Il y avait un cinéma intellectuel (Eisenstein) avant le cinéma du cerveau (Resnais) comme il y avait des corps au cinéma avant le cinéma des corps.

Nous avons vu dans le chapitre précédent que ce qui change notre rapport au corps dans le cinéma moderne, c'est que le corps est filmé avant sa mise en action pour résoudre une situation, qu'il est filmé comme un corps qui résiste.

"Donnez-moi un cerveau" serait l'autre figure du cinéma moderne. C'est un cinéma intellectuel où le cinéma refuse toujours la dialectique action-réaction et fonctionne par similitude et contiguïté qui déterminent comment on passe d'une image à l'autre.

Chez Stanley Kubrick c'est le cerveau qui est mis en scène. Les attitudes du corps atteignent à un maximum de violence, mais elles dépendent du cerveau. C'est que, chez Kubrick, le monde lui-même est un cerveau. Il y a identité du cerveau et du monde, tels la grande table circulaire et lumineuse de Docteur Folamour, l'ordinateur géant de 2001 l'odyssée de l'espace, l'hôtel Overlook de Shining.

Chez Alain Resnais aussi c'est dans le temps qu'on s'enfonce. C'est une mémoire du monde explorant directement le temps, atteignant dans le passé ce qui se dérobe au souvenir. Combien le flash-back semble dérisoire à côté d'explorations du temps si puissantes, telle la marche silencieuse sur les tapis épais de l'hôtel qui met chaque fois l'image au passé dans L'année dernière à Marienbad.

Dans ses longs métrages, réalisation vidéos, télévisuelles ou numériques, Chris Marker s'est fait historien, sociologue, ethnologue et poète, manipulant les mots, les idées, les sons et les images, livrant au spectateur une réflexion personnelle, originale, et inspirée sur le monde contemporain, ses problèmes et son avenir.

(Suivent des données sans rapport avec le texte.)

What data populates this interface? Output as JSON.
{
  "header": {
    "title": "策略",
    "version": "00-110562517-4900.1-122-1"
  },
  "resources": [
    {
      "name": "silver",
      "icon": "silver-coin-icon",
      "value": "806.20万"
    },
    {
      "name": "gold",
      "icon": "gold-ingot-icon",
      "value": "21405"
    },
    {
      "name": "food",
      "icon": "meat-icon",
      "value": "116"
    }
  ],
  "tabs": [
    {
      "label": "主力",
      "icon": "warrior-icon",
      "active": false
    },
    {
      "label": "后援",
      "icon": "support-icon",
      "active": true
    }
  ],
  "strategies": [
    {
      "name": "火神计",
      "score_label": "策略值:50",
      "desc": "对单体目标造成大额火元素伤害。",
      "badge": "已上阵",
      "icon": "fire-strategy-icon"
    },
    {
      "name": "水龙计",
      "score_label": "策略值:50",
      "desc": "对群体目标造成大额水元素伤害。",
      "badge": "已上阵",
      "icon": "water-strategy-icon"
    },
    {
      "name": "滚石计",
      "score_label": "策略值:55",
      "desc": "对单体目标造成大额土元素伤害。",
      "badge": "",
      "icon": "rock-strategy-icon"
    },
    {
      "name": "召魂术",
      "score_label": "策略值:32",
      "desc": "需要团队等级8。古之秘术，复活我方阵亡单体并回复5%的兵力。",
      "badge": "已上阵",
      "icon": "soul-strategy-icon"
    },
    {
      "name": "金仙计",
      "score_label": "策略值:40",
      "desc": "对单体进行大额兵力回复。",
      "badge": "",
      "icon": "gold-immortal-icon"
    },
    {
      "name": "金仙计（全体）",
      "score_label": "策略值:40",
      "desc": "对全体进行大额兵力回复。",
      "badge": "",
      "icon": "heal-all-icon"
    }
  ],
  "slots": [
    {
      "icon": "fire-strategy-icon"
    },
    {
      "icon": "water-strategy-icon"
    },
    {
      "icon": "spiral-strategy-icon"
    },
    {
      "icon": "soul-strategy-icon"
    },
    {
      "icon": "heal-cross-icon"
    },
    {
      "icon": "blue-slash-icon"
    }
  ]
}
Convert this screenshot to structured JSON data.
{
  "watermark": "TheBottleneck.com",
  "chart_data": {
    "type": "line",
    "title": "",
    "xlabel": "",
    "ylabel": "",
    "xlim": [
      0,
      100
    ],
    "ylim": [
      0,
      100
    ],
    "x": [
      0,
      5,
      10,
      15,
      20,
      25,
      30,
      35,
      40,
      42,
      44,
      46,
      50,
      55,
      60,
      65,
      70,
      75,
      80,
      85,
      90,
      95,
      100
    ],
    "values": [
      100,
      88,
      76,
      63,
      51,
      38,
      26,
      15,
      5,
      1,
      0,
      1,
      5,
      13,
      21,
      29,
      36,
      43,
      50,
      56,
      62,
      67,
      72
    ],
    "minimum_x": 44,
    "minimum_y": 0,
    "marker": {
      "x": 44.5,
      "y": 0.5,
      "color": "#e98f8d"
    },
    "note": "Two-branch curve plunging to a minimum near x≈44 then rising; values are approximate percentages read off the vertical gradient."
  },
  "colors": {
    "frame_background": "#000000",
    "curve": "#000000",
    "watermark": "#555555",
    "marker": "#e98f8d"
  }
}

Dans Sans soleil, les lettres de Sandor Krasna, un cameraman free-lance, sont lues et commentées par une femme inconnue. Parcourant le monde, il demeure cependant attiré par ces deux "pôles" extrêmes de la survie, le Japon et l'Afrique, plus particulièrement, la Guinée Bissau et les îles du Cap Vert. Le cameraman s'interroge sur cette représentation du monde dont il est en permanence l'artisan, et le rôle de cette mémoire qu'il contribue à forger.

L'un de ses amis japonais récupère les images de la représentation, les travaille, les torture par l'électronique et la vidéo.Sur cette situation, un cinéaste réalise un film, suite d'éléments divers : faits importants, d'autres mineurs, images recueillies ou empruntées, images fabriquées ou disloquées au synthétiseur, formant une mosaïque de mémoires juxtaposées qui s'ordonne en une mémoire active.

Les points d'orgue des films d'André Téchiné sont souvent des face-à-face entre deux personnages que tout semble opposer et qui, pourtant, s'attirent. Par leur dialogue, ces personnages cherchent à mettre à nu l'intimité profonde, la psychologie enfouie de l'autre qui est la source de cette séduction paradoxale. Ces ressorts cachés ont souvent trait à l'enfance et à la famille. La construction du film, qui met en scène de nombreux personnages (parents, frères, soeurs, enfants...) vient faire écho à cette préoccupation psychanalytique et donne au film une forte épaisseur romanesque.

Mais c'est surtout l'élection d'un plan qui est le moteur de la mise en scène de Téchiné. Il met mise à distance une situation générale pour en extirper un plan, un moment une situation génératrice d'émotion.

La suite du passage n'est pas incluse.